We sought students’ views on what makes good teachers great, peeked at teachers’ classroom wishlists, and launched a publishing partnership with El Diario to put out an all-points bulletin on the DOE’s AWOL “chief parent.” Also missing: city principals’ voices on a statewide teacher evaluation petition. Walcott played hardball on evaluation negotiations, which far outlasted his first marathon.

December

The year’s final month brought unseasonably warm weather, mixed news about city students’ performance on a national exam, parent insurgency at a troubled charter school, and the first co-location showdown of the school year.

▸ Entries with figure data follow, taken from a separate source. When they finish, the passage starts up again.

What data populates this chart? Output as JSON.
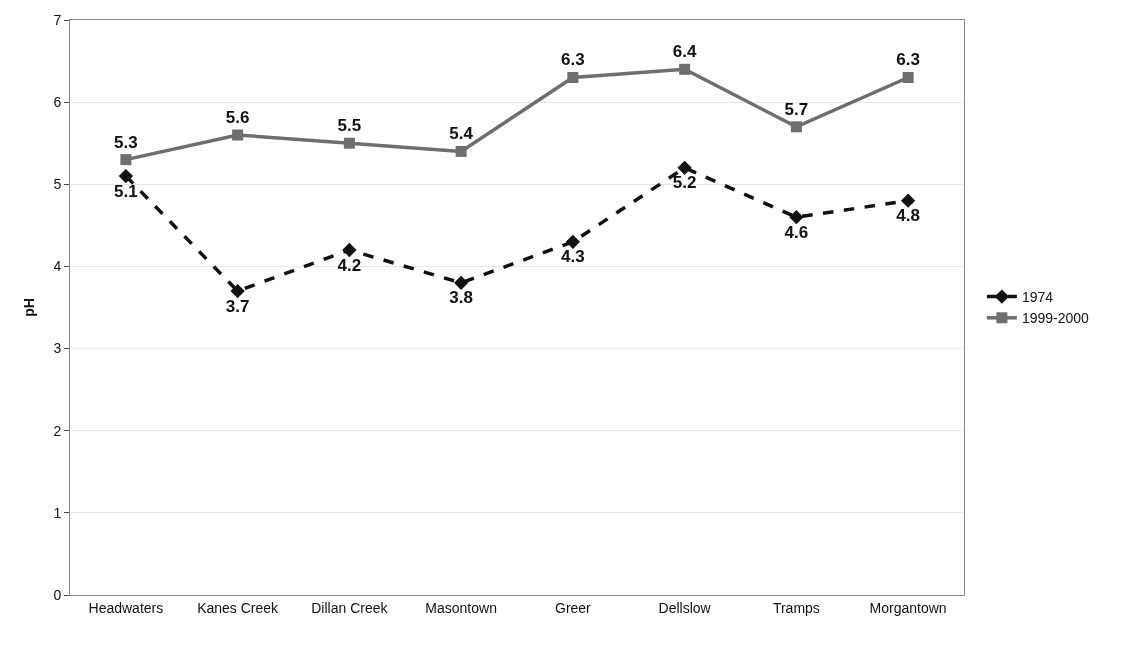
{
  "chart_data": {
    "type": "line",
    "ylabel": "pH",
    "categories": [
      "Headwaters",
      "Kanes Creek",
      "Dillan Creek",
      "Masontown",
      "Greer",
      "Dellslow",
      "Tramps",
      "Morgantown"
    ],
    "series": [
      {
        "name": "1974",
        "color": "#111111",
        "values": [
          5.1,
          3.7,
          4.2,
          3.8,
          4.3,
          5.2,
          4.6,
          4.8
        ],
        "marker": "diamond",
        "line_style": "dashed"
      },
      {
        "name": "1999-2000",
        "color": "#6e6e6e",
        "values": [
          5.3,
          5.6,
          5.5,
          5.4,
          6.3,
          6.4,
          5.7,
          6.3
        ],
        "marker": "square",
        "line_style": "solid"
      }
    ],
    "ylim": [
      0,
      7
    ],
    "yticks": [
      0,
      1,
      2,
      3,
      4,
      5,
      6,
      7
    ],
    "grid": "y",
    "legend": "right",
    "data_labels": true
  }
}
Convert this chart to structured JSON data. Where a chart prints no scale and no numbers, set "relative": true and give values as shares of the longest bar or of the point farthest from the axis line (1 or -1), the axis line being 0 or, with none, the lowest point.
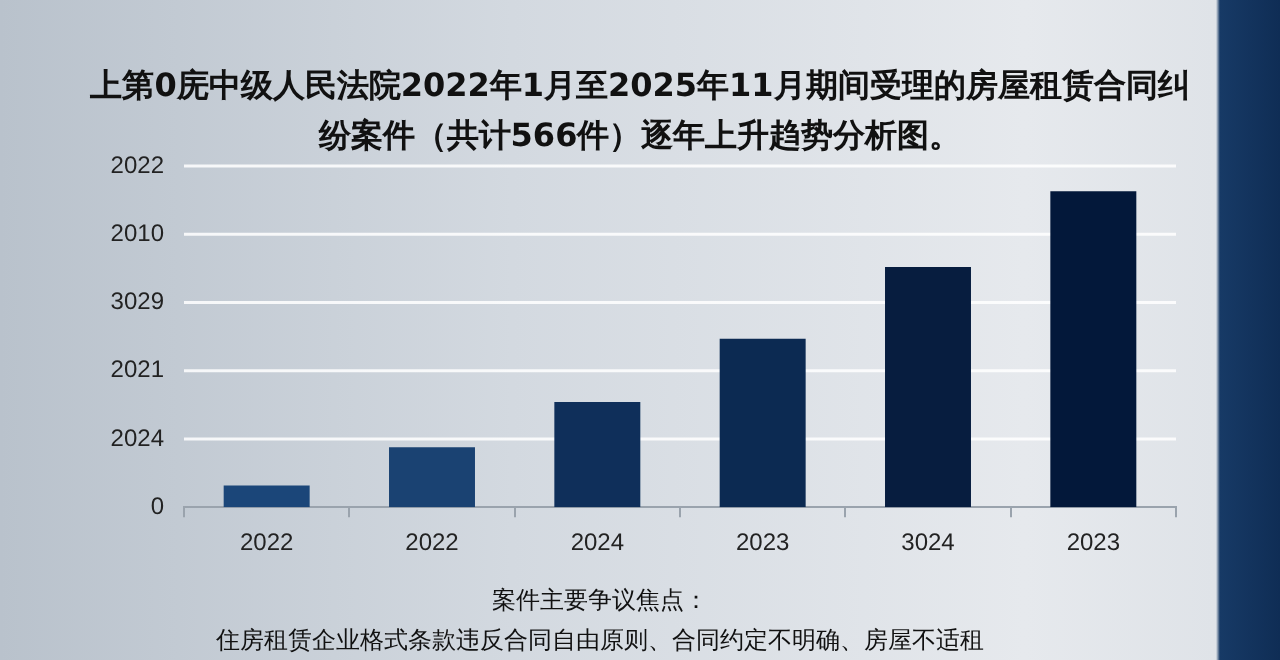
{
  "chart_data": {
    "type": "bar",
    "title": "上第0庑中级人民法院2022年1月至2025年11月期间受理的房屋租赁合同纠纷案件（共计566件）逐年上升趋势分析图。",
    "categories": [
      "2022",
      "2022",
      "2024",
      "2023",
      "3024",
      "2023"
    ],
    "values": [
      0.069,
      0.19,
      0.333,
      0.533,
      0.76,
      1
    ],
    "colors": [
      "#1b4679",
      "#1a4272",
      "#0f2f5a",
      "#0c2a52",
      "#071d3f",
      "#03183a"
    ],
    "relative": true,
    "grid": "y",
    "legend": false,
    "annotations": [
      "案件主要争议焦点：",
      "住房租赁企业格式条款违反合同自由原则、合同约定不明确、房屋不适租",
      "0",
      "2024",
      "2021",
      "3029",
      "2010",
      "2022"
    ]
  }
}
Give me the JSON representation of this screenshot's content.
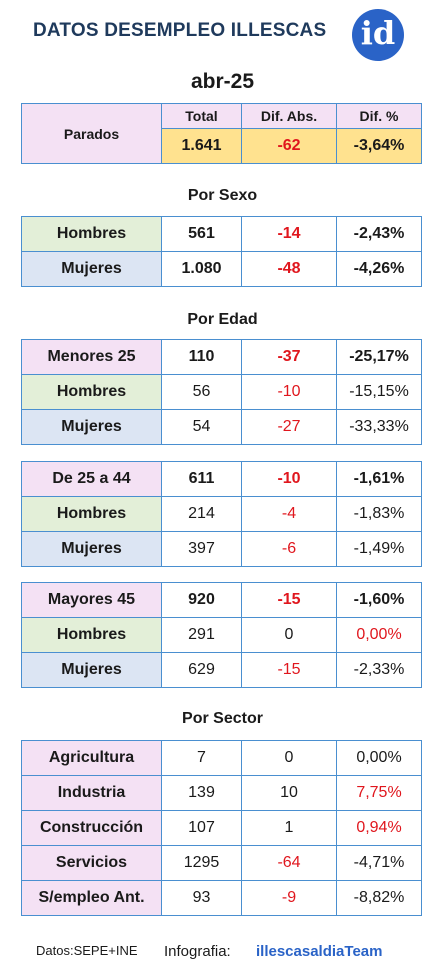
{
  "title": "DATOS DESEMPLEO ILLESCAS",
  "logo_text": "id",
  "period": "abr-25",
  "summary": {
    "label": "Parados",
    "headers": [
      "Total",
      "Dif. Abs.",
      "Dif. %"
    ],
    "total": "1.641",
    "dif_abs": "-62",
    "dif_pct": "-3,64%"
  },
  "sexo": {
    "title": "Por Sexo",
    "rows": [
      {
        "label": "Hombres",
        "total": "561",
        "abs": "-14",
        "pct": "-2,43%"
      },
      {
        "label": "Mujeres",
        "total": "1.080",
        "abs": "-48",
        "pct": "-4,26%"
      }
    ]
  },
  "edad": {
    "title": "Por Edad",
    "groups": [
      {
        "label": "Menores 25",
        "total": "110",
        "abs": "-37",
        "pct": "-25,17%",
        "hombres": {
          "label": "Hombres",
          "total": "56",
          "abs": "-10",
          "pct": "-15,15%"
        },
        "mujeres": {
          "label": "Mujeres",
          "total": "54",
          "abs": "-27",
          "pct": "-33,33%"
        }
      },
      {
        "label": "De 25 a 44",
        "total": "611",
        "abs": "-10",
        "pct": "-1,61%",
        "hombres": {
          "label": "Hombres",
          "total": "214",
          "abs": "-4",
          "pct": "-1,83%"
        },
        "mujeres": {
          "label": "Mujeres",
          "total": "397",
          "abs": "-6",
          "pct": "-1,49%"
        }
      },
      {
        "label": "Mayores 45",
        "total": "920",
        "abs": "-15",
        "pct": "-1,60%",
        "hombres": {
          "label": "Hombres",
          "total": "291",
          "abs": "0",
          "pct": "0,00%"
        },
        "mujeres": {
          "label": "Mujeres",
          "total": "629",
          "abs": "-15",
          "pct": "-2,33%"
        }
      }
    ]
  },
  "sector": {
    "title": "Por Sector",
    "rows": [
      {
        "label": "Agricultura",
        "total": "7",
        "abs": "0",
        "pct": "0,00%"
      },
      {
        "label": "Industria",
        "total": "139",
        "abs": "10",
        "pct": "7,75%"
      },
      {
        "label": "Construcción",
        "total": "107",
        "abs": "1",
        "pct": "0,94%"
      },
      {
        "label": "Servicios",
        "total": "1295",
        "abs": "-64",
        "pct": "-4,71%"
      },
      {
        "label": "S/empleo Ant.",
        "total": "93",
        "abs": "-9",
        "pct": "-8,82%"
      }
    ]
  },
  "footer": {
    "source": "Datos:SEPE+INE",
    "infografia_label": "Infografia:",
    "team": "illescasaldiaTeam"
  },
  "colors": {
    "accent_blue": "#2a63c7",
    "border": "#4a8fd0",
    "negative": "#e0161d",
    "highlight": "#ffe28f"
  }
}
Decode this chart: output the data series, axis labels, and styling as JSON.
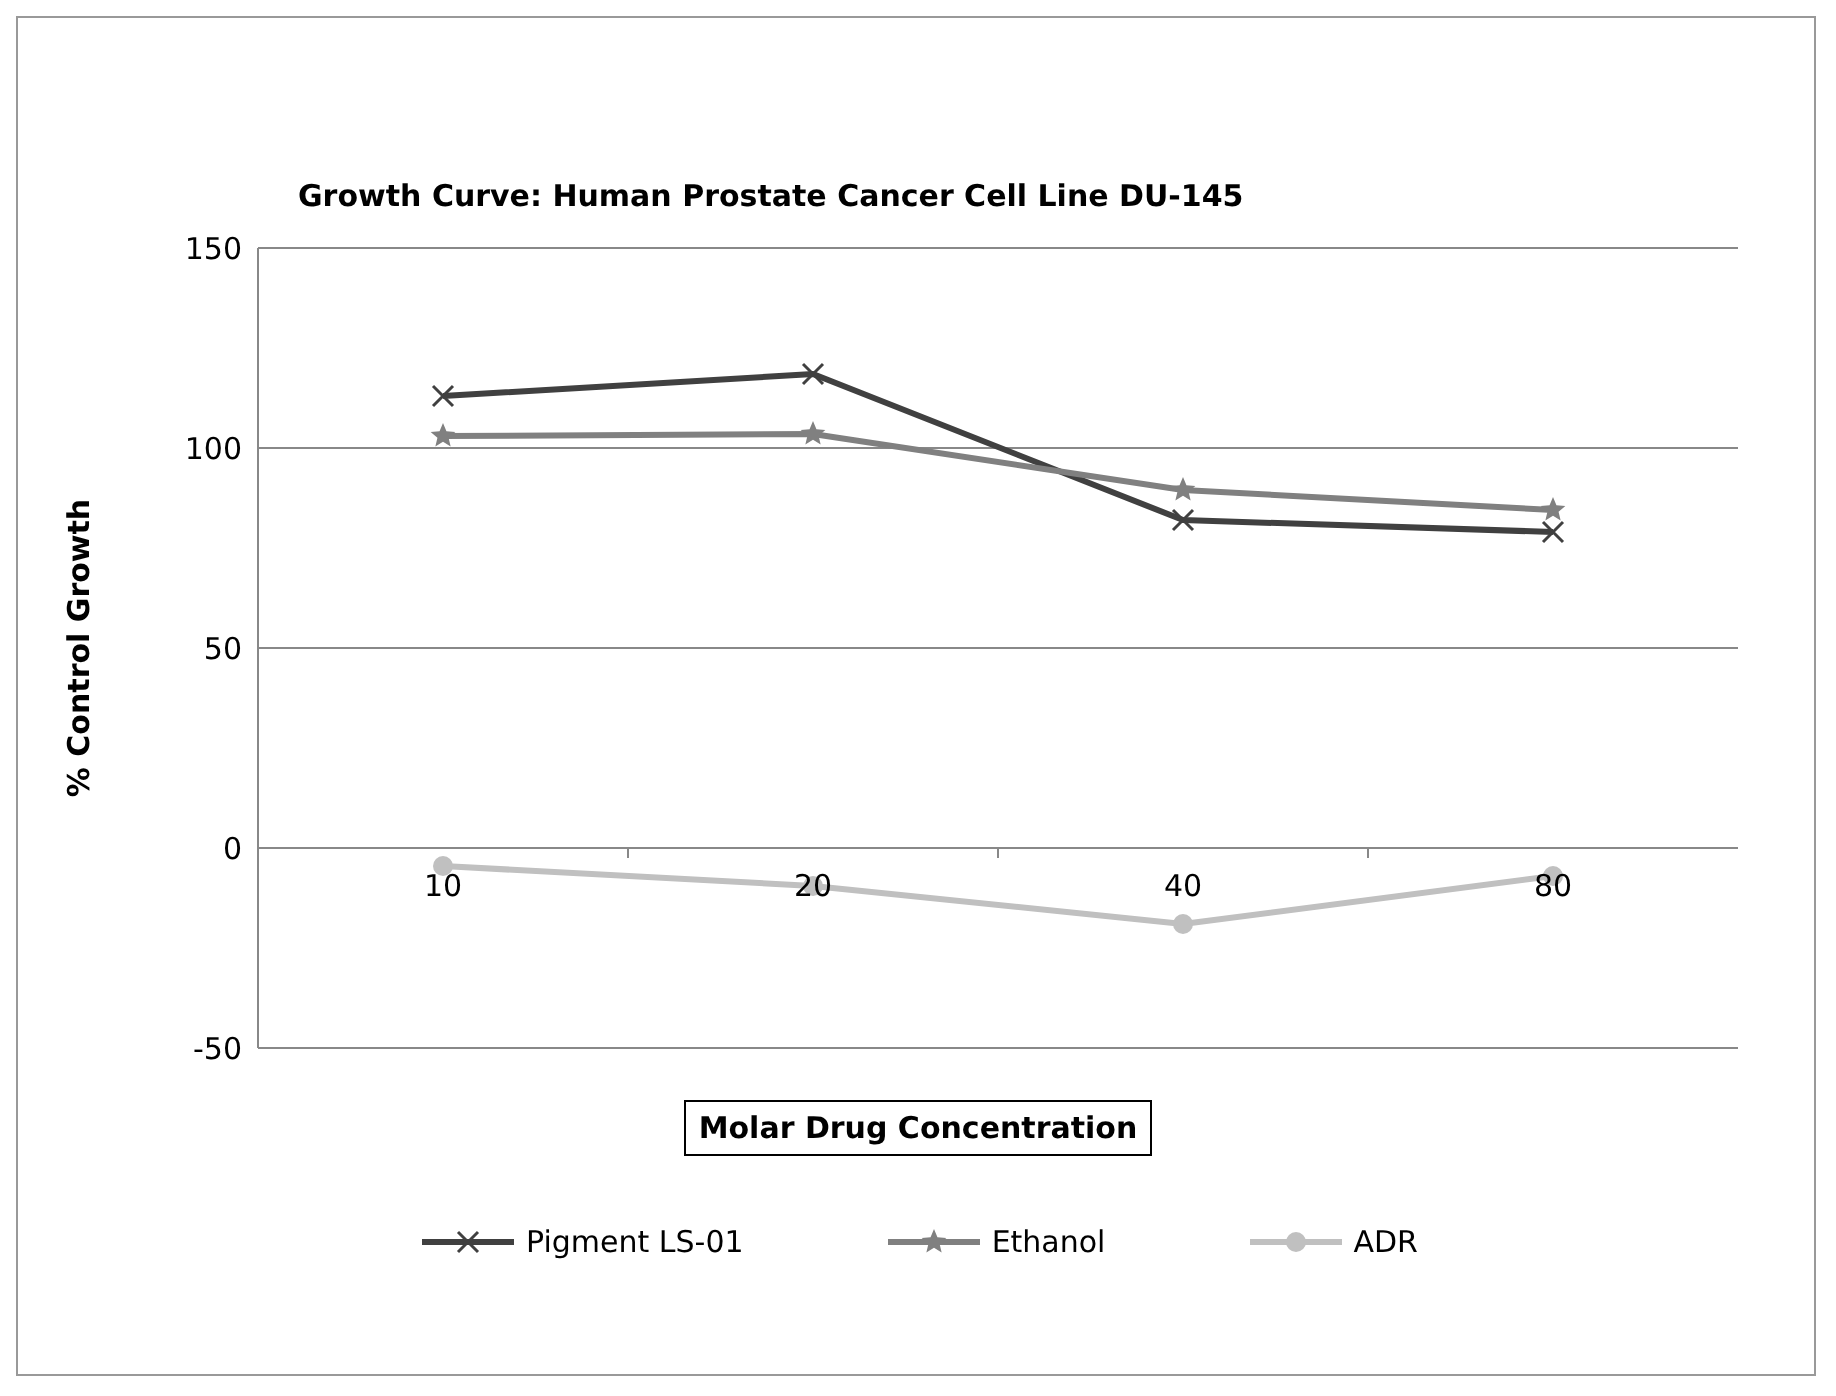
{
  "chart_data": {
    "type": "line",
    "title": "Growth Curve: Human  Prostate Cancer Cell Line DU-145",
    "xlabel": "Molar Drug Concentration",
    "ylabel": "% Control Growth",
    "categories": [
      "10",
      "20",
      "40",
      "80"
    ],
    "series": [
      {
        "name": "Pigment LS-01",
        "color": "#404040",
        "marker": "cross",
        "values": [
          113,
          118.5,
          82,
          79
        ]
      },
      {
        "name": "Ethanol",
        "color": "#808080",
        "marker": "star",
        "values": [
          103,
          103.5,
          89.5,
          84.5
        ]
      },
      {
        "name": "ADR",
        "color": "#c0c0c0",
        "marker": "circle",
        "values": [
          -4.5,
          -9.5,
          -19,
          -7
        ]
      }
    ],
    "ylim": [
      -50,
      150
    ],
    "yticks": [
      -50,
      0,
      50,
      100,
      150
    ],
    "grid": "y",
    "legend": "bottom",
    "line_style": "solid"
  }
}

In an annual occurrence, the city announced plans to close or shrink 25 low-performing schools — including one that was surprised by the news. We documented the range of reactions from principals (resistance, relief), teachers (resolve), and students and parents (confusion, anger). Our predictions for 2012: Many of the schools will start following the phaseout trajectory we charted at Christopher Columbus High School, and we’ll see more anti-closure protests like the one at Washington Irving High School.

Washington Irving was one of two schools undergoing federally funded overhauls to land on the closure list. But as the year wound down, that initiative came spectacularly off the rails as city and union negotiations over new teacher evaluations, required to keep the funding flowing, reached an impasse.

Evaluations are sure to stay important in 2012, as schools across the state are supposed to be using new ones by June 30. Also on the agenda for the new year: longer state tests, rescuing early childhood funding, a teacher retention report fueled by city teachers’ survey answers, and, presumably, efforts to boost Chancellor Walcott’s diminishing popularity numbers. Almost anything — except kindergarten tests, apparently, and probably not Mayor Bloomberg’s ideal scenario of doubled-in-size classes, either — is possible.